Lt. Col. Almog’s spirit, passion and ongoing care are an inspiration to everyone involved with the organization. A man whose incredible bravery on the field of battle is well known, and who’s bravery off the field of battle in taking on this important mission is just as impressive. The project enables young Israelis with disabilities to perform significant supportive and productive tasks as part of IDF service.
The beginning of the military service is a 4-day basic training, including group formation by professionals. Afterwards the soldiers are integrated in a variety of functions as part of the manpower, such as preparing protective kits, working at emergency depots, in the military store, in the printing shop, the kitchen, the shredding mill and more.
“I arrange batteries and am proud to be here; really proud to be here!” says Shanni. Her face is beaming and the pride is evident. She is a soldier in uniform; a contributing member of society.

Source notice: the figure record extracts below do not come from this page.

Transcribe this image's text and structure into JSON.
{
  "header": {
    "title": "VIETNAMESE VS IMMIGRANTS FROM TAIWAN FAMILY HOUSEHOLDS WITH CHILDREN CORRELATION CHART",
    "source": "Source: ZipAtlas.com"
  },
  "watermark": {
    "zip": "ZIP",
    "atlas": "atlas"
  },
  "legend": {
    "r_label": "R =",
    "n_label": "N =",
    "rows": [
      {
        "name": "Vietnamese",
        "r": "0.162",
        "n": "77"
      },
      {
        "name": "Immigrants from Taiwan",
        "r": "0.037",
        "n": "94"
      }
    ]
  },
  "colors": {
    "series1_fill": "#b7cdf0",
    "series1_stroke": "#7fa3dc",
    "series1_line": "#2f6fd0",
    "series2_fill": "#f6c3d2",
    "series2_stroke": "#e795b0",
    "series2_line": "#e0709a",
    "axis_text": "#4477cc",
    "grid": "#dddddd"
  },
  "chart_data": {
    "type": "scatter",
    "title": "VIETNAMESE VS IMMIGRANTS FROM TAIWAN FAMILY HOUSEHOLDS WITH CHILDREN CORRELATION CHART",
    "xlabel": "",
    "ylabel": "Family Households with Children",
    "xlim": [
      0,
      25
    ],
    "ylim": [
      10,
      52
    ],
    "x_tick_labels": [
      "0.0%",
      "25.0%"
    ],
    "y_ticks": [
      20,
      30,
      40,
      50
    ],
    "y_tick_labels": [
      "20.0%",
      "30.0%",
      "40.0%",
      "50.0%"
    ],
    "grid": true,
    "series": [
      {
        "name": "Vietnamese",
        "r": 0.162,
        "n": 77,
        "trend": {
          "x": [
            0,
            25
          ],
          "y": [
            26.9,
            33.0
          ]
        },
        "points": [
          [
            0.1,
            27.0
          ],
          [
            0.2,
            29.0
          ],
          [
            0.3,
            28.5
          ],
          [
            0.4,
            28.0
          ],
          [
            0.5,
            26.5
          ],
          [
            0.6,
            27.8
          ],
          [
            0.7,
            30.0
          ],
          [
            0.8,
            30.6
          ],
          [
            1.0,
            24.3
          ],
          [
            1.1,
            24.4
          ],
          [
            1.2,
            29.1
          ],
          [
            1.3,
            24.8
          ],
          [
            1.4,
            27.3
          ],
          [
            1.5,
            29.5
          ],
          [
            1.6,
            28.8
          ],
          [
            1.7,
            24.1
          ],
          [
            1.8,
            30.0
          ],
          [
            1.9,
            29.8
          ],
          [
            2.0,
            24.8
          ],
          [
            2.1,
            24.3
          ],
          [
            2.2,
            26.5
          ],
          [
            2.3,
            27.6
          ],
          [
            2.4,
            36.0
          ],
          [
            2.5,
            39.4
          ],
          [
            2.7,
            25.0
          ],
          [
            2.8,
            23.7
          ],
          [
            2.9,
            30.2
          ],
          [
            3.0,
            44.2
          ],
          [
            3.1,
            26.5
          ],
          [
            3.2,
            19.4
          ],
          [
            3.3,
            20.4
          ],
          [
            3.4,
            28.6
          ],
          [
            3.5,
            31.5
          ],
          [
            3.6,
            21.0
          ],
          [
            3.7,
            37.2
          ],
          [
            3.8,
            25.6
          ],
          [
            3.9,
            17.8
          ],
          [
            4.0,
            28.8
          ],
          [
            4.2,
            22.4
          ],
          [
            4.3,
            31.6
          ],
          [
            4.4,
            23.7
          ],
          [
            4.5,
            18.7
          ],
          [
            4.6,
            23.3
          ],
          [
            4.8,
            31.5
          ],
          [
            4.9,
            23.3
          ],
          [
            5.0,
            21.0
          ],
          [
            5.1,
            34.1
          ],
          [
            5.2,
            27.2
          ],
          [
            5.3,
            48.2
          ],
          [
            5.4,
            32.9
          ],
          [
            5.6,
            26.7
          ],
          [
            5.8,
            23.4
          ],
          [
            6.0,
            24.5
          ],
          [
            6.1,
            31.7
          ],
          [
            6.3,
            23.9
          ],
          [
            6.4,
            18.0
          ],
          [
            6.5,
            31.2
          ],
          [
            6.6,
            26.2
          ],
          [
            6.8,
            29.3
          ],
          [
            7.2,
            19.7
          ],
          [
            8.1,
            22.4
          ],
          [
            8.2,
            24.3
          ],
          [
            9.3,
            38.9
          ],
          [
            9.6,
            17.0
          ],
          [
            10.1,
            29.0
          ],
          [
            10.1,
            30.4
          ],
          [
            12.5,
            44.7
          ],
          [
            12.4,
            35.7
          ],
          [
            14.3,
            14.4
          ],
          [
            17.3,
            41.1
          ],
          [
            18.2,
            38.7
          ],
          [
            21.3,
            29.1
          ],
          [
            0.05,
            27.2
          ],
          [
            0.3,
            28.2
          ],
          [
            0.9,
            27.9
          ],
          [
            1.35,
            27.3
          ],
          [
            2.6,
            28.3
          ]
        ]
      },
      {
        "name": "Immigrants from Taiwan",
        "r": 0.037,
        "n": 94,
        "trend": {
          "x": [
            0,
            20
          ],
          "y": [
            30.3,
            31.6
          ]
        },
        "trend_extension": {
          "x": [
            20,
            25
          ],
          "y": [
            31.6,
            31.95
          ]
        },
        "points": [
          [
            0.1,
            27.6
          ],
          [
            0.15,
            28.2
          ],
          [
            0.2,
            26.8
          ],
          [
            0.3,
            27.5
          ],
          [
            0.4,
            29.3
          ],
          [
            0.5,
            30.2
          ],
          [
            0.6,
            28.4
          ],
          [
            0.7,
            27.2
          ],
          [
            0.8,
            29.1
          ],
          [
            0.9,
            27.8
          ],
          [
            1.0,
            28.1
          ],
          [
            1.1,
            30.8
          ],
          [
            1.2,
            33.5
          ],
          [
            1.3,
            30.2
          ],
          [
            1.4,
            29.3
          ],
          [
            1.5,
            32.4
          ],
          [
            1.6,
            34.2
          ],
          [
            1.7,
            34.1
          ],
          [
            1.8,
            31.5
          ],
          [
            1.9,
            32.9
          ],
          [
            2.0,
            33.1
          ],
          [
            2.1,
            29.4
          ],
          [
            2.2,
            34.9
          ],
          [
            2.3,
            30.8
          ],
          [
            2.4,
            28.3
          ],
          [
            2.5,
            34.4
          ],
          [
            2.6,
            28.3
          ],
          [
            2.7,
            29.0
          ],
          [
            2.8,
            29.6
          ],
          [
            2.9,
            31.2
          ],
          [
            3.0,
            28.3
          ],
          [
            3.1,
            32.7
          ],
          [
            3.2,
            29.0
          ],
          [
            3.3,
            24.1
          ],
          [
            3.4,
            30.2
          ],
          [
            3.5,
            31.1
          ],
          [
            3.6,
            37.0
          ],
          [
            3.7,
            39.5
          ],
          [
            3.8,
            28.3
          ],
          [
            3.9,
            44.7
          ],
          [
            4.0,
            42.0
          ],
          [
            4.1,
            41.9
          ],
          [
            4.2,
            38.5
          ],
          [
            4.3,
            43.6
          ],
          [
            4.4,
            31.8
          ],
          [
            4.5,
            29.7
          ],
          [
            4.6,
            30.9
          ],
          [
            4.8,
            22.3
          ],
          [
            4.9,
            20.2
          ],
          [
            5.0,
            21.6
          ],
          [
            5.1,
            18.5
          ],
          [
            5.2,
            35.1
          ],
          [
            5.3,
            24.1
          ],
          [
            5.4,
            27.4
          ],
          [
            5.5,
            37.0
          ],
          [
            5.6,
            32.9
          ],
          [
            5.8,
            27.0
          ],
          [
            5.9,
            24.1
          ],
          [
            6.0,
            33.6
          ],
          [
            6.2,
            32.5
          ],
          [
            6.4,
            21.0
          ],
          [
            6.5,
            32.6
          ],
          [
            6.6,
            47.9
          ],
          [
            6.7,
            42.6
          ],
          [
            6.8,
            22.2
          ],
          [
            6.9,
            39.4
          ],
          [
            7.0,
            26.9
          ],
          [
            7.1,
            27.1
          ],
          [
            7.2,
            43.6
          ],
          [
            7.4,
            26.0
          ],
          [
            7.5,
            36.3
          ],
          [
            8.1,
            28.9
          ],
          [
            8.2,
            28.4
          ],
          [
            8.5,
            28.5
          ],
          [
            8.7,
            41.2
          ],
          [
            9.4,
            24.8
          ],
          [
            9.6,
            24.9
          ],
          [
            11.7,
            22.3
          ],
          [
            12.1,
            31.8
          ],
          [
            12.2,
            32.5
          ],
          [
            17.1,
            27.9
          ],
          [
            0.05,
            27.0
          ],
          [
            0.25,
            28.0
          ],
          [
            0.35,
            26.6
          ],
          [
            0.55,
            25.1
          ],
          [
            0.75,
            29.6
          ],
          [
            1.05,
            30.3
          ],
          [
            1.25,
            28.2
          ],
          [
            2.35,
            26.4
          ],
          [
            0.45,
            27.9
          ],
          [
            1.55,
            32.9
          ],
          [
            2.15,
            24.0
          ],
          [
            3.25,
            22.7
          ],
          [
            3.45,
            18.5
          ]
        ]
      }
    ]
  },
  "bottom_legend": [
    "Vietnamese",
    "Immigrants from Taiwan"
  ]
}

As Adva Suderi, a social worker for the project, explains, ”They were in special education schools. They felt like failures. And suddenly they reach the age when everyone else joins the army and their gates are closed. They can’t join. This project allows them to join the army, to contribute, to give from themselves. Just like everyone else.”
The service is done in a supportive and helpful atmosphere, with the soldiers returning every day to their housing structures, which are located near the military base where they serve. The apartments are spacious and equipped at a high level. All soldiers take part in housekeeping and share cooking and cleaning chores.

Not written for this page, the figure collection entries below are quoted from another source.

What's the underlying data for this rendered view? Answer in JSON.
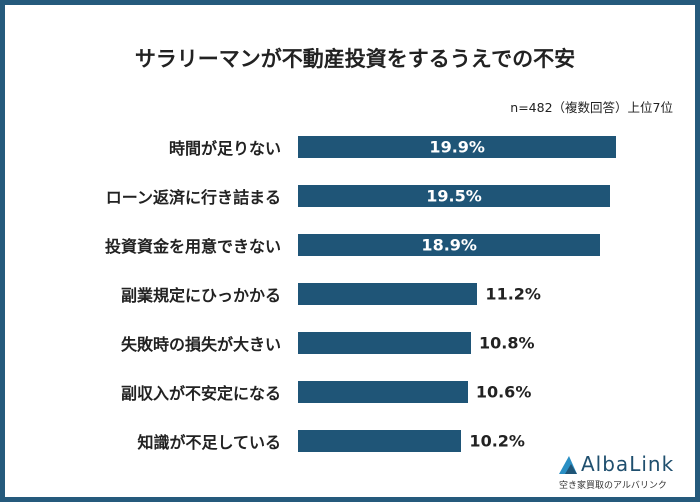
{
  "chart_data": {
    "type": "bar",
    "orientation": "horizontal",
    "title": "サラリーマンが不動産投資をするうえでの不安",
    "note": "n=482（複数回答）上位7位",
    "categories": [
      "時間が足りない",
      "ローン返済に行き詰まる",
      "投資資金を用意できない",
      "副業規定にひっかかる",
      "失敗時の損失が大きい",
      "副収入が不安定になる",
      "知識が不足している"
    ],
    "values": [
      19.9,
      19.5,
      18.9,
      11.2,
      10.8,
      10.6,
      10.2
    ],
    "data_labels": [
      "19.9%",
      "19.5%",
      "18.9%",
      "11.2%",
      "10.8%",
      "10.6%",
      "10.2%"
    ],
    "bar_color": "#1f5577",
    "grid": false
  },
  "logo": {
    "name": "AlbaLink",
    "tagline": "空き家買取のアルバリンク"
  }
}
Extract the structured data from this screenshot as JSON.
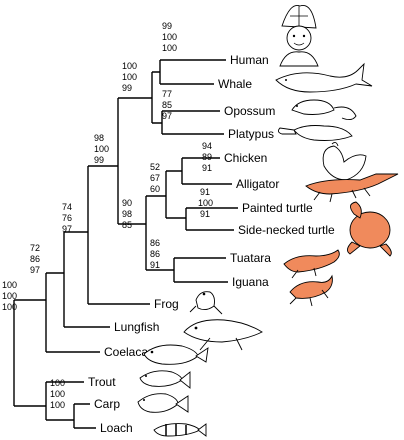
{
  "taxa": [
    {
      "id": "human",
      "label": "Human",
      "icon": "human-icon",
      "highlight": false
    },
    {
      "id": "whale",
      "label": "Whale",
      "icon": "whale-icon",
      "highlight": false
    },
    {
      "id": "opossum",
      "label": "Opossum",
      "icon": "opossum-icon",
      "highlight": false
    },
    {
      "id": "platypus",
      "label": "Platypus",
      "icon": "platypus-icon",
      "highlight": false
    },
    {
      "id": "chicken",
      "label": "Chicken",
      "icon": "chicken-icon",
      "highlight": false
    },
    {
      "id": "alligator",
      "label": "Alligator",
      "icon": "alligator-icon",
      "highlight": true
    },
    {
      "id": "painted_turtle",
      "label": "Painted turtle",
      "icon": "turtle-icon",
      "highlight": false
    },
    {
      "id": "side_necked_turtle",
      "label": "Side-necked turtle",
      "icon": "side-necked-turtle-icon",
      "highlight": true
    },
    {
      "id": "tuatara",
      "label": "Tuatara",
      "icon": "tuatara-icon",
      "highlight": true
    },
    {
      "id": "iguana",
      "label": "Iguana",
      "icon": "iguana-icon",
      "highlight": true
    },
    {
      "id": "frog",
      "label": "Frog",
      "icon": "frog-icon",
      "highlight": false
    },
    {
      "id": "lungfish",
      "label": "Lungfish",
      "icon": "lungfish-icon",
      "highlight": false
    },
    {
      "id": "coelacanth",
      "label": "Coelacanth",
      "icon": "coelacanth-icon",
      "highlight": false
    },
    {
      "id": "trout",
      "label": "Trout",
      "icon": "trout-icon",
      "highlight": false
    },
    {
      "id": "carp",
      "label": "Carp",
      "icon": "carp-icon",
      "highlight": false
    },
    {
      "id": "loach",
      "label": "Loach",
      "icon": "loach-icon",
      "highlight": false
    }
  ],
  "support_values": [
    {
      "clade": "human-whale",
      "values": [
        "99",
        "100",
        "100"
      ]
    },
    {
      "clade": "mammals",
      "values": [
        "100",
        "100",
        "99"
      ]
    },
    {
      "clade": "opossum-platypus",
      "values": [
        "77",
        "85",
        "97"
      ]
    },
    {
      "clade": "amniotes",
      "values": [
        "98",
        "100",
        "99"
      ]
    },
    {
      "clade": "chicken-alligator",
      "values": [
        "94",
        "89",
        "91"
      ]
    },
    {
      "clade": "archosaur-turtle",
      "values": [
        "52",
        "67",
        "60"
      ]
    },
    {
      "clade": "turtles",
      "values": [
        "91",
        "100",
        "91"
      ]
    },
    {
      "clade": "reptiles",
      "values": [
        "90",
        "98",
        "85"
      ]
    },
    {
      "clade": "tuatara-iguana",
      "values": [
        "86",
        "86",
        "91"
      ]
    },
    {
      "clade": "tetrapods",
      "values": [
        "74",
        "76",
        "97"
      ]
    },
    {
      "clade": "sarcopterygii-lungfish",
      "values": [
        "72",
        "86",
        "97"
      ]
    },
    {
      "clade": "root",
      "values": [
        "100",
        "100",
        "100"
      ]
    },
    {
      "clade": "teleosts",
      "values": [
        "100",
        "100",
        "100"
      ]
    }
  ],
  "colors": {
    "highlight": "#f08a5c",
    "line": "#000000"
  }
}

This helps them develop independence and the skills needed to take an active part in a social environment. Additionally, each member of the group gets individual plans for personal advancement as well as workshops for enrichment, culture and leisure (such as computers, sport, theater, arts and more.)
Throughout the project, the soldiers are accompanied by experienced and dedicated professionals, who invest much energy and heart into this special unit of soldiers. The team consists of psychologists, social workers and instructors, who give skillful guidance in addition to generous bursts of love and joy.
Col. Ariel Almog notes what is most important about the project he has founded, ”For some this is the first time they leave their house and have to deal with sleeping away, in a military base. They get basic training, learn about the values of the IDF, tour the country and get to know it. Maintaining human dignity; this is what we do here every day.”
What happens when the three years are up?
The soldiers, who complete their military service, move on to the next stage in which they are integrated at workplaces within the area of the hostel. In one recent example, ten soldiers were integrated at a soap factory in the area, and learned to take the bus by themselves to the workplace and back.
A few months ago, the association “Lend a Hand to a Special Child”(an organization established in 2005 by a group of parents with special needs children) joined the project with the purpose to increase the scale of the project and to market it to thousands of young people, who are suitable for the program and are unaware of its existence.
As Rabbi Mendi Belinitzki, CEO of Yad Layeled Hameyuchad, explains, “The Great in Uniform project starts in the army but doesn’t end there. We can clearly see how afterwards it leads to a better integration into the society, the community and the workforce. The Lend a Hand to a Special Child foundation will expand the project so that G-d willing, thousand more teenagers throughout the country will be able to join the project.”
To further the growth of this project, Rabbi Mendi Belinitzki and Lt. Colonel Ariel Almog will be visiting Los Angeles from now through May 12 for special events. The goals are big, but so are the determination and conviction of those devoted to this special cause.